By Iftikhar A. Khan
ISLAMABAD: The National Commission on the Status of Women (NCSW) has rejected as misplaced the reservations expressed by the Council of Islamic Ideology (CII) over the recently passed domestic violence bill saying that there is no possibility of it shooting up the divorce rate.
“A major cause of divorce is domestic violence, which is endemic in Pakistan, and, it is hoped, that giving women means of redress will serve to decrease violence and abuse. Family problems, including divorces, occur because of violence against women and not because a solution is being sought,” the Commission observed in a statement released on Tuesday.
The Commission stressed that the divorce rate was bound to go down, if men were to stop beating their wives. The CII’s concern that old and weak men can also suffer violence in a domestic situation has been addressed by the bill, but it needs to be recognised that largely the women were the victims of such crimes.
The CII had recently expressed fears that the bill would push the divorce rate up in the country, generating a new controversy over the bill that had largely been welcomed by civil society.
The NCSW said although controversial new appointments had been made in the CII, there were expectations that it would continue to have a women-friendly attitude and the progressive and educated mindset that it has demonstrated in the recent past.
“Distorted religious interpretations and discriminatory cultural practices have stopped women from gaining an equal status in society and contributing effectively to their family’s happiness and prosperity and in the country’s development.
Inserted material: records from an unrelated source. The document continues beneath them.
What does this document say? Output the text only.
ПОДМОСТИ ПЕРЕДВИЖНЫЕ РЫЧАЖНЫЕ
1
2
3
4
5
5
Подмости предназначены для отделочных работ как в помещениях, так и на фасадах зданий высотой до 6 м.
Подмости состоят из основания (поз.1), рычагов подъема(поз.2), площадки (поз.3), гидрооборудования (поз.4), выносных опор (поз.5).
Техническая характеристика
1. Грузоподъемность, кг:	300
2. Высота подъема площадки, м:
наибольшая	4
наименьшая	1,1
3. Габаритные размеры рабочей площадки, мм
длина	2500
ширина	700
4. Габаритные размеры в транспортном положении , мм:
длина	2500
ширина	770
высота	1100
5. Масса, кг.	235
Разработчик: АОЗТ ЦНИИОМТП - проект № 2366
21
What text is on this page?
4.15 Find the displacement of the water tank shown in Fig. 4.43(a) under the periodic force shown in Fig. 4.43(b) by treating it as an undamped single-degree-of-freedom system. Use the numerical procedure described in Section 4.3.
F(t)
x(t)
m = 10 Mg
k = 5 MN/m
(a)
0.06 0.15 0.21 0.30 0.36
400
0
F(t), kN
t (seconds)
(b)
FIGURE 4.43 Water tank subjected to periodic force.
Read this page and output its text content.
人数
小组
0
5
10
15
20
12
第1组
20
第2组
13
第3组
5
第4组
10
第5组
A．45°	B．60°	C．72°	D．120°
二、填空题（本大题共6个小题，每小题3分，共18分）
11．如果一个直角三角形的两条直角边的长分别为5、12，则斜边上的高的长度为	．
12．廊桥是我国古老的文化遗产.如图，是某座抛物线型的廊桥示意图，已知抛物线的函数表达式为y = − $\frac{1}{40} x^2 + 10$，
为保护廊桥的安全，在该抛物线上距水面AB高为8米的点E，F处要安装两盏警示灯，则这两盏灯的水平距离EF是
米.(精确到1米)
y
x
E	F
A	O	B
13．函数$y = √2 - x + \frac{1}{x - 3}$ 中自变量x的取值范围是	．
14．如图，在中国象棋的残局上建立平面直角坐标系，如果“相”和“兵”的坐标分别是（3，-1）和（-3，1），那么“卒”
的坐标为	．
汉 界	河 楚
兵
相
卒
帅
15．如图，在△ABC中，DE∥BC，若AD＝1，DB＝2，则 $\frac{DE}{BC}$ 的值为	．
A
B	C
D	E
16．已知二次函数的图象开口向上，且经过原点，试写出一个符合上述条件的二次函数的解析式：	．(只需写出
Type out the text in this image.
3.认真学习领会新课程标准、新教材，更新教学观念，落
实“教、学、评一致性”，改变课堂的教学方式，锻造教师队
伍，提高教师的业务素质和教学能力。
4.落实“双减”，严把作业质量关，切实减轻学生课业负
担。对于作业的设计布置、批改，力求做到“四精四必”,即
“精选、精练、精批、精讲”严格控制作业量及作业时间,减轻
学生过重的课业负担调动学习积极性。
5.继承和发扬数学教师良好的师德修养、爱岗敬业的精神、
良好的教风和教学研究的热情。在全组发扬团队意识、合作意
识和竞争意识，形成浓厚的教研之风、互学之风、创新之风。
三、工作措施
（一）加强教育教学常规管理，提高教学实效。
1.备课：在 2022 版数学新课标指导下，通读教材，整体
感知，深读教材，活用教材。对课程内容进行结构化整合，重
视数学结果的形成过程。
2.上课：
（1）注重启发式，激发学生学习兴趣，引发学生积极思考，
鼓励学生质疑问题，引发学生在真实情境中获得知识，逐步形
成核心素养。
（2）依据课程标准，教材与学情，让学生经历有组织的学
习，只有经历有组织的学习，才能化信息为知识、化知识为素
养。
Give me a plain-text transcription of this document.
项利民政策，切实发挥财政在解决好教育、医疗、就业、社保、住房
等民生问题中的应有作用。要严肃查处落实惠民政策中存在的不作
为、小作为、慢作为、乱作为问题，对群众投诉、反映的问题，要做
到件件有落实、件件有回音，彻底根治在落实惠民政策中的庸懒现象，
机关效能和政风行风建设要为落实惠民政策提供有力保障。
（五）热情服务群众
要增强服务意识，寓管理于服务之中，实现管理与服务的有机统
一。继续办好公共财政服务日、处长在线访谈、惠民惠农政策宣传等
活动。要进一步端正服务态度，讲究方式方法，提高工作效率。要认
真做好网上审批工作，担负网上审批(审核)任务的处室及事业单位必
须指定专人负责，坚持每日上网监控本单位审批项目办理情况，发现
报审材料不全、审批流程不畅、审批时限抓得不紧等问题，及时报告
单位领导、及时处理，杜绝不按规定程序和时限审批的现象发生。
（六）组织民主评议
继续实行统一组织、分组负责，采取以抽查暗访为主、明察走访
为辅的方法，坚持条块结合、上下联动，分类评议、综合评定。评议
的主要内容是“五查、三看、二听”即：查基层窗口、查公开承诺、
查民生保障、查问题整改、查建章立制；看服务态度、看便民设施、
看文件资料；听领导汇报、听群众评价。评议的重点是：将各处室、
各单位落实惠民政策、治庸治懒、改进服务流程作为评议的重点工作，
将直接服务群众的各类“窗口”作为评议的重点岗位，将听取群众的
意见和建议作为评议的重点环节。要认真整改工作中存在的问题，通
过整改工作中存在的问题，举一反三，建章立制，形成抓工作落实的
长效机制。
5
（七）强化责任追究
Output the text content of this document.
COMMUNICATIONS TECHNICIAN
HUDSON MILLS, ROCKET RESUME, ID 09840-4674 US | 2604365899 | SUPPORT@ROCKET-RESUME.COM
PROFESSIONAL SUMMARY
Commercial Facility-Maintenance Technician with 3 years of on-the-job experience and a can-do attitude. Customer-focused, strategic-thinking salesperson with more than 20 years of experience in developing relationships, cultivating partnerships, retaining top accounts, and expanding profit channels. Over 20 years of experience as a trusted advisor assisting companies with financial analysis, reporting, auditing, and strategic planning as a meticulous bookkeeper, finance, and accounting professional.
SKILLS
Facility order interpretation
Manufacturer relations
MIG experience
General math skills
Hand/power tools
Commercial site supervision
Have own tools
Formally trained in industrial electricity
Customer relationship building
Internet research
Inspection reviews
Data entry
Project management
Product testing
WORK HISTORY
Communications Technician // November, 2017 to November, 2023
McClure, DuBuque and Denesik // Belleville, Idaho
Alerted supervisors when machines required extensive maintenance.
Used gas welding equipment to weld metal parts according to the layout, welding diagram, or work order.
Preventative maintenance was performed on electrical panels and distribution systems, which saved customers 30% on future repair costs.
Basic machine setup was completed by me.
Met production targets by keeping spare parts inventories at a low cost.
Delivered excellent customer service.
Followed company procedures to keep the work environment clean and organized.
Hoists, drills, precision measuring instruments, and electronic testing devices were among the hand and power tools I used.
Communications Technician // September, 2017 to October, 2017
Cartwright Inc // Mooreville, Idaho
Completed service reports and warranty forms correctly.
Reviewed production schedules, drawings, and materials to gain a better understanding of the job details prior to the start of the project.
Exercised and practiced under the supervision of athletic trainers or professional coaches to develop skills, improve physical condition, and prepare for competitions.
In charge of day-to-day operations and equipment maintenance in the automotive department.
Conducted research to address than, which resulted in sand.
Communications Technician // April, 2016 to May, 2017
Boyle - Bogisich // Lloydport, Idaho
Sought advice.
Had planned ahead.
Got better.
The nation must now rid itself of human rights violations, such as domestic violence, child abuse and violent cultural practices”, it said.
The Commission, while appreciating the adoption of the bill by the National Assembly, recommended that the clause relating to the punishment of six months’ imprisonment and 50,000 rupees fine, for the victim, in case she was lying, should be removed.
“Every law can be abused and there is already a punishment on the books for perjury, but the Commission fears that this clause will serve as deterrence for women who may wish to report violence.
“We are very well aware that women already have a hard time reporting against their own family members, and of the stigma that is attached to domestic violence. Whether a complaint is false or true should be left to the judge to assess on the merit of the case, and the punishment clause should be removed, as it is bound to be abused and used as a threat by the accused against the victim”.
The NCSW termed the passage of the Domestic Violence (Prevention and Protection) Bill terming it beginning of a positive change where some deterrence has been spelt out by the state, and women are offered the opportunity to seek protection from violent and abusive husbands or relatives.
While there is a need for other legislation around the issue, as the problem is both complex and deep rooted, the bill will assure women that there is protection against such crimes, and will also give a clear message to the abuser that violence against women is not a private matter but a crime, and will not be condoned.